As I mentioned earlier this week, I went to see Hartnett on Tuesday when he gave a lunch presentation to a packed room.
I have written about Hartnett's views on several occasions, so I am obviously a fan. While his work is less quantitative-driven than several other analysts, he does have a unique way of turning macro trends into interesting market thoughts.
His theme recently has been "I'm so bearish, I'm bullish".
Hartnett points out that while Wall Street mostly recovered from the credit crisis, Main Street America continues to struggle. Real income growth has been negligible, and the unemployment rate remains stubbornly high.
This means that Federal Reserve policy will remain very accommodative. Heir apparent Janet Yellen seems to favor the current Bernanke policies of using monetary policy to try to increase employment.
Meanwhile, corporate America seems to be doing just fine. Record profit margins have continued. Corporate cash surpluses represent about 2% of GDP according to Hartnett, which is also at record levels.
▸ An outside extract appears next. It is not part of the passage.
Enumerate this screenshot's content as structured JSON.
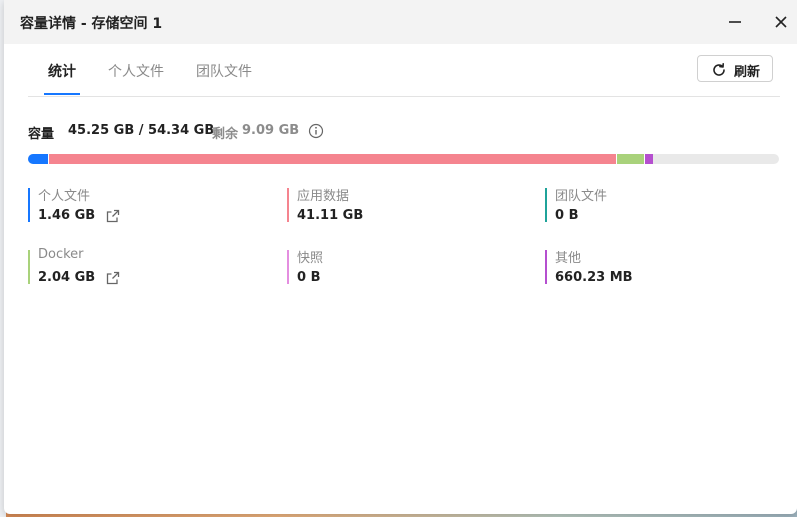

In fact, Hartnett views can best be summed up by this quote that I saw on the blog Business Insider:
"If the central bank stays accommodative and earnings keep doing what they’re doing, why not?"
That's from Dan Greenhaus of BTIG from his latest note to clients....
There aren't any huge, obvious risks on the horizon (Europe isn't
blowing up, the U.S. fiscal fights have been pushed back and the GOP
probably won't take a stand the way they did this month). Earnings are
doing fine and there's no inclination that any major central bank is in
the mood to tighten policy.
So obviously the thinking is to buy stocks. Why not?
Besides being bullish on equities, Hartnett sees real estate being a winner in the next couple of years.
On the other hand, he thinks that interest rates will gradually increase over the next 18 months as more signs appear that the global economies are finally showing signs of strength. Such an environment would obviously be bad news for bonds. Rising U.S. interest rates would also increase the value of the dollar, which would be negative for emerging market stocks as well as gold.